Он встал из-за стола, поправил под ремнем гимнастерку.
— Вы готовы? Не будем засиживаться.
Стоило Басаргину покрутить ручку верньера, нащупать нужный диапазон волны и услышать в наушниках далекие, с трудом пробивающиеся сквозь радиопомехи позывные «Валли», как прошло оцепенение. Он закрыл глаза и ясно представил обер-лейтенанта, настойчиво и призывно отстукивающего позывные и прислушивающегося к эфиру в надежде принять от Баса ответ.
Позывные повторялись без интервалов. Вызывали его, Басаргина. И, тронув ключ рации, Басаргин отстучал:
— Бас, я Бас.
«Прав русский майор — заликуют сейчас в «Валли», — подумал он и чуть скривил рот. — Как же, жив-здоров и выхожу на связь. Есть чему радоваться. Пропустил один сеанс, но все же заговорил. Поинтересуются, конечно, что задержало. Придется соврать».
Косясь на листок с группой пятизначных цифр, Басаргин застучал ключом.
«Сейчас пойдет последняя группа, и нужно подписаться.

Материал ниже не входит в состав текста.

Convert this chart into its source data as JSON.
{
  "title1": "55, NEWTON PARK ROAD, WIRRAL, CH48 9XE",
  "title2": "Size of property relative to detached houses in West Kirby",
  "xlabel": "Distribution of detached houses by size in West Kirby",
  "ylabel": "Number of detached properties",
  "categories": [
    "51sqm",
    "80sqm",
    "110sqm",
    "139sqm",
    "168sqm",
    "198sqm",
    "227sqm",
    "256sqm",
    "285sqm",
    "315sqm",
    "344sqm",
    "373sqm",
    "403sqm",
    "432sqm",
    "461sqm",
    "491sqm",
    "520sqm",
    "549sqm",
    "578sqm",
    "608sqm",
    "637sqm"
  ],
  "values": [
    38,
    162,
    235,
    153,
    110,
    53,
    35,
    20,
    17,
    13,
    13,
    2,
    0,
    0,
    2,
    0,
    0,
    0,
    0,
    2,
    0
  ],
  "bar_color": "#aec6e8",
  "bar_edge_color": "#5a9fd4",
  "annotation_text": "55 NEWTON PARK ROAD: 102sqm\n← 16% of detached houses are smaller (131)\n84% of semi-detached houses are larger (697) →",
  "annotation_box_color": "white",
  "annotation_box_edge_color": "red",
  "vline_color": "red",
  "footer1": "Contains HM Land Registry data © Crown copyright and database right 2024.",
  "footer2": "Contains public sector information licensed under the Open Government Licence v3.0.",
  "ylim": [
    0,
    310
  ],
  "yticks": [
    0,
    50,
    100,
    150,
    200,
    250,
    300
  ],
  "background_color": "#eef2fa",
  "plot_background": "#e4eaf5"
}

Но как? 066? Тогда советская контрразведка проиграет. Но почему контрразведка? Проиграю я! Фон Шедлих, а с ним и полковник Гросскурт поймут, что передаю дезу, и прекратят со мной всякую связь. Я сразу стану никому не нужен. Ни великой третьей империи, ни НКВД…»
Рука на ключе замерла. Басаргин сделал короткую, еле уловимую паузу, словно ему необходимо было передохнуть или затекла рука, и отстучал не 066, а 065. Затем перешел на прием, принял шифровку и устало откинулся на спинку стула, позабыв снять наушники.
9
Гросскурт еще раз перечитал радиограмму.
— Связь была устойчивой?
— Слышимость удовлетворительная, — ушел от прямого ответа фон Шедлих.
— Надеюсь, не забыли поблагодарить?
— Конечно, экселенц. Попросили собрать данные о передвижении войск противника в ночное время и уточнить, когда узловая станция бывает наиболее загружена. Особое внимание — бронепоездам, оснащенным зенитными орудиями.
— Чем объясните пропущенный агентом сеанс?
— Акклиматизация, экселенц! Басу и его напарнику необходимо было подыскать удобное прикрытие, местожительство.
Полковник перестал сыпать вопросами.
Не отрывая взгляда от листка с четко отпечатанным на нем текстом радиограммы, Гросскурт что-то взвешивал, прикидывал в уме.
«Что его беспокоит? Все предельно ясно и понятно, а он изволит сомневаться!» — в раздражении подумал фон Шедлих.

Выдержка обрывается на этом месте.